The server provides four main tools for web content processing:

  1. get_raw_text: Retrieves raw text content directly from URLs without browser rendering
  2. get_rendered_html: Fetches fully rendered HTML content using Playwright browser automation
  3. get_markdown: Converts web page content to well-formatted Markdown
  4. get_markdown_summary: Extracts main content area and converts to Markdown (removes navigation, headers, footers)

Project Structure

src/main/java/com/mcp/RayenMalouche/java/server/Fetch/
ā”œā”€ā”€ FetchApplication.java               # Main application class
ā”œā”€ā”€ service/
│   └── WebContentService.java         # Core web content processing service
└── tools/
│   ā”œā”€ā”€ BaseFetchTool.java              # Base class for all fetch tools
│   ā”œā”€ā”€ GetRawTextTool.java             # Raw text fetching tool
│   ā”œā”€ā”€ GetRenderedHtmlTool.java        # HTML rendering tool
│   ā”œā”€ā”€ GetMarkdownTool.java            # Markdown conversion tool
│   └── GetMarkdownSummaryTool.java     # Main content extraction tool
└── controller/
    └── WebContentController.java       # REST Controller

Prerequisites

  • Java 17 or higher
  • Maven 3.6 or higher
  • Internet connection (for downloading Playwright browsers)

Installation

  1. Clone the repository:
git clone https://github.com/RayenMalouche/MCP-Fetch-Server-Java-version
cd MCP-Fetch-Server-Java-version
  1. Install Playwright browsers (required for rendered HTML functionality):

For windows:

# Save the install-playwright.bat script and run it
install-playwright.bat
# Or manually
mvn exec:java -Dexec.mainClass="com.microsoft.playwright.CLI" -Dexec.args="install"
  1. Build the project:
mvn clean compile
  1. Package the application:
mvn package

Running the Server

Development Mode

mvn spring-boot:run

Production Mode

java -jar target/Fetch-0.0.1-SNAPSHOT.jar

The server will start on port 45455 by default.

Configuration

You can modify the server configuration by editing the following constants in FetchApplication.java:

  • SERVER_PORT: Change the port number (default: 45455)
  • SERVER_NAME: Modify the server name
  • SERVER_VERSION: Update the version string

API Endpoints

The server exposes the following MCP tools via HTTP Server-Sent Events (SSE):

get_raw_text

{
  "name": "get_raw_text",
  "arguments": {
    "url": "https://example.com/data.json"
  }
}

get_rendered_html

{
  "name": "get_rendered_html",
  "arguments": {
    "url": "https://example.com"
  }
}

get_markdown

{
  "name": "get_markdown",
  "arguments": {
    "url": "https://example.com/article"
  }
}

get_markdown_summary

{
  "name": "get_markdown_summary",
  "arguments": {
    "url": "https://example.com/blog-post"
  }
}

Dependencies

Core Dependencies

  • Spring Boot: Application framework
  • MCP SDK: Model Context Protocol implementation
  • Jackson: JSON processing
  • Jetty: HTTP server

Web Processing

  • Playwright: Browser automation for rendered content
  • JSoup: HTML parsing and manipulation
  • Flexmark: HTML to Markdown conversion
  • Java HTTP Client: Raw content fetching

Error Handling

The server includes comprehensive error handling for:

  • Invalid URLs
  • Network timeouts
  • Browser automation failures
  • HTML parsing errors
  • Markdown conversion issues

All errors are returned as MCP tool results with descriptive error messages.

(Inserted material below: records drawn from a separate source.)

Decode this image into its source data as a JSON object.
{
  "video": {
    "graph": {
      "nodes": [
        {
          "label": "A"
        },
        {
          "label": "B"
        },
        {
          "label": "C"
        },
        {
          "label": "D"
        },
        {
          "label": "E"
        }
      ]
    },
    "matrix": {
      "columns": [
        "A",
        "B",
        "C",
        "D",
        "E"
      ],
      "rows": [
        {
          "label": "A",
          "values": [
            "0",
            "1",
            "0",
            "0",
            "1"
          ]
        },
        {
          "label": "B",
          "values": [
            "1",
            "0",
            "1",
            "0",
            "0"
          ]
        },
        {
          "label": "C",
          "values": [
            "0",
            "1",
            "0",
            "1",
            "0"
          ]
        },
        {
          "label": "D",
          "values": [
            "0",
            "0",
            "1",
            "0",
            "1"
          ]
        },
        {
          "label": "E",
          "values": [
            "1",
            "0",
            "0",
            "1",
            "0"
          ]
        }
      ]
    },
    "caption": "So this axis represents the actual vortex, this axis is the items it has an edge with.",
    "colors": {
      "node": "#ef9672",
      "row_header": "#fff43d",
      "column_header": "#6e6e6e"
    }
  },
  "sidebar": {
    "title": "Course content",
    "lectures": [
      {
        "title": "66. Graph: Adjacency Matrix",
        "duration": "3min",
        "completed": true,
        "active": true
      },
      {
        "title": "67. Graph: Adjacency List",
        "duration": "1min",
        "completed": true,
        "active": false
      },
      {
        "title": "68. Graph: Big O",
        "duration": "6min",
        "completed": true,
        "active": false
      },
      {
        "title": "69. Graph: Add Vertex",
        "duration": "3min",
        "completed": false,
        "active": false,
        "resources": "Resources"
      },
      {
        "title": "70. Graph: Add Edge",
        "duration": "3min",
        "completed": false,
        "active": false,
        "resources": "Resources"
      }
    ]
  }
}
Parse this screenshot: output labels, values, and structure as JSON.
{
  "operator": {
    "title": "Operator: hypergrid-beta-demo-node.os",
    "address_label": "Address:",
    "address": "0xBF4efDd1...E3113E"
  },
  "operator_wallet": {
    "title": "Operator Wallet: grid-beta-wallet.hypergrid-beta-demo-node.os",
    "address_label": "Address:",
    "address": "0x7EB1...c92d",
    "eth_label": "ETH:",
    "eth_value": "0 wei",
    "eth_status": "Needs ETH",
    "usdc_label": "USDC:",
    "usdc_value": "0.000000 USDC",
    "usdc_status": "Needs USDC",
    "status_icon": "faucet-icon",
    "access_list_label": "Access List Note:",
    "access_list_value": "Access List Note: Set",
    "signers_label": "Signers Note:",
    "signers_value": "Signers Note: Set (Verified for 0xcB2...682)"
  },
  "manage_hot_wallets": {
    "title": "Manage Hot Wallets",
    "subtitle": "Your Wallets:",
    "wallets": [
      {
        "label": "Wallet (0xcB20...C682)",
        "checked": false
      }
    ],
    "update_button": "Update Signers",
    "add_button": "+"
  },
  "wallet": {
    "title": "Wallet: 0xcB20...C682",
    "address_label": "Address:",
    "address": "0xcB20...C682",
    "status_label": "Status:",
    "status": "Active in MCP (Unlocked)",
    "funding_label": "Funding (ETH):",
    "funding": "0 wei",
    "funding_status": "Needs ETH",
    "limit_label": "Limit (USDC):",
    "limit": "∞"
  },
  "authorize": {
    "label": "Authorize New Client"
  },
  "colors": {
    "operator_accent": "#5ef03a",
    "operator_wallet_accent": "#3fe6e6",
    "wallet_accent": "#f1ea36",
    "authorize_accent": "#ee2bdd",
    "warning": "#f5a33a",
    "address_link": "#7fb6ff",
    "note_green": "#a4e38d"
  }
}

Performance Considerations

  • Raw text fetching: Fast, direct HTTP requests
  • Rendered HTML: Slower due to browser automation overhead
  • Markdown conversion: Additional processing time for HTML parsing
  • Browser resources: Playwright browsers are properly cleaned up after use

Testing

Run the test suite:

mvn test

Troubleshooting

Playwright Issues

If you encounter Playwright browser issues:

mvn exec:java@install-playwright-browsers

or force reinstall:

mvn exec:java -Dexec.mainClass="com.microsoft.playwright.CLI" -Dexec.args="install --force"

Memory Issues

For large pages, increase JVM memory:

java -Xmx2g -jar target/Fetch-0.0.1-SNAPSHOT.jar

Port Conflicts

Change the port in FetchApplication.java if 45455 is already in use.

License

MIT License - See the original TypeScript implementation for details.

Contributing

  1. Fork the repository
  2. Create a feature branch
  3. Make your changes
  4. Add tests
  5. Submit a pull request

Acknowledgments

This project is a Java port of the original TypeScript implementation by tatn.